Ник тяжело поднялся с кровати — голова ещё кружилась. Он подошёл поближе к пыльному, треснувшему зеркалу, стоявшему у двери, изучая последствия пережитых ощущений.
— Ну, ты и красавчик, не то слово! — он оттянул вниз бледную кожу под глазом большим пальцем, рассматривая синяк. После химии под глазами всегда проступали тёмные пятна, а кожа казалась синюшной. Эффект скоро пройдёт, но выглядит всё равно — так себе.
Ник выпрямился, всё ещё устало смотря в своё отражение. На самом деле, ему до сих пор было плохо после такой ночи. Высокий, худощавый, но с развитыми мышцами — он выглядел выносливым, и намного моложе своих тридцати, но… По всему телу расползалась паутина шрамов — старых и свежих, полученных в боях, рейдах и стычках, а руки от кистей до самого локтя были обожжены химикатами. На одном из рейдов ему пришлось по локоть залезть в отравленный водоём, чтобы достать оборудование, за потерю которого могли казнить.
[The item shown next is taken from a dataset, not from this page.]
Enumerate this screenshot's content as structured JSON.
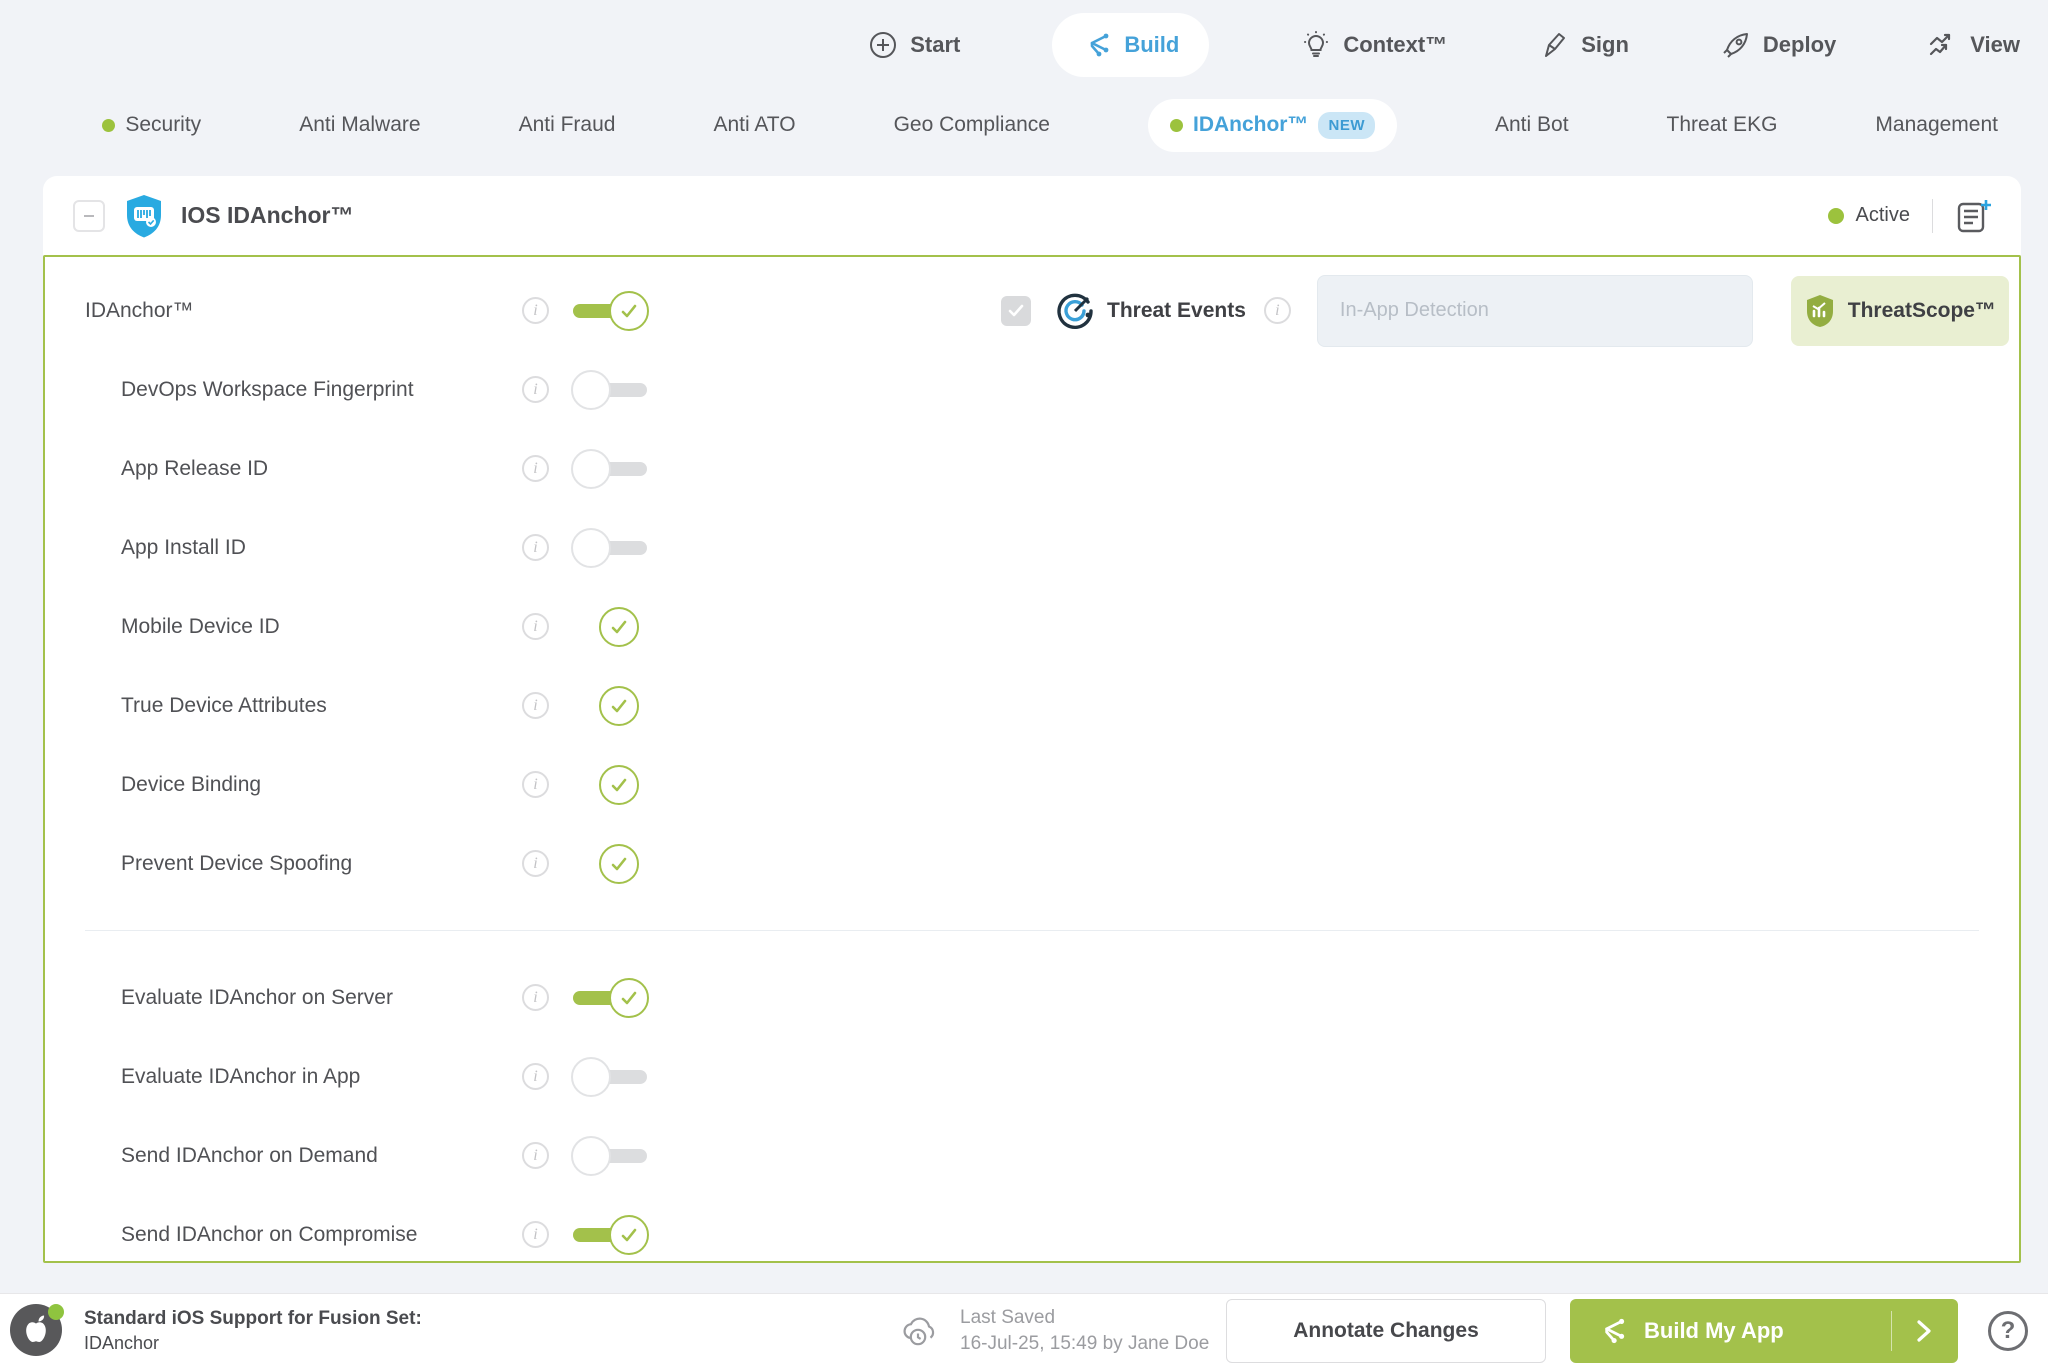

Ценой прибора стала кожа на руках, которая теперь выглядела очень плохо и стала настолько чувствительной, что Нику приходилось постоянно забинтовывать руки.
Полученный ещё в юности ожог верхней части тела был почти без рубцов, и большим пятном растекался на половину груди, левое плечо, шею и часть лица, от чего его и без того повреждённый, белёсый глаз выглядел ещё хуже. Ситуацию спасали чёткие и довольно тонкие черты лица, высокие скулы и хитрая ухмылка.
Ник снял со стены арбалет, рассовал по разгрузочному поясу несколько метательных ножей и два химических револьвера, предварительно пополнив капсулами барабаны.
— Чёрт, баллоны-то пустые! — он щёлкнул пальцами по небольшому воздушному баллончику, прикрученному к стволу выше рукояти. — Придется спускаться в подвал.
Накинув плащ и прихватив автомат, он быстрыми шагами направился в подвал, куда Надзиратели привозили большие баллоны, наполненные сжатым воздухом. Сколько бы в Палладиуме не просили, Надзиратели так и не дали им оборудования для самостоятельной заправки, видимо, боялись потерять часть своего контроля. В подвале было сыро. В сумеречном помещении, которое освещалось лишь несколькими лампами, работала группа трейсеров — снимали с подставок опустевшие ёмкости.
— Анна! — Ник махнул рукой девушке в сером свитере и потёртой куртке с командирской нашивкой. Она давала распоряжения отряду и следила за тем, как тяжёлые баллоны перекатывают поближе к выходу. — Есть воздух? Мне бы заправиться.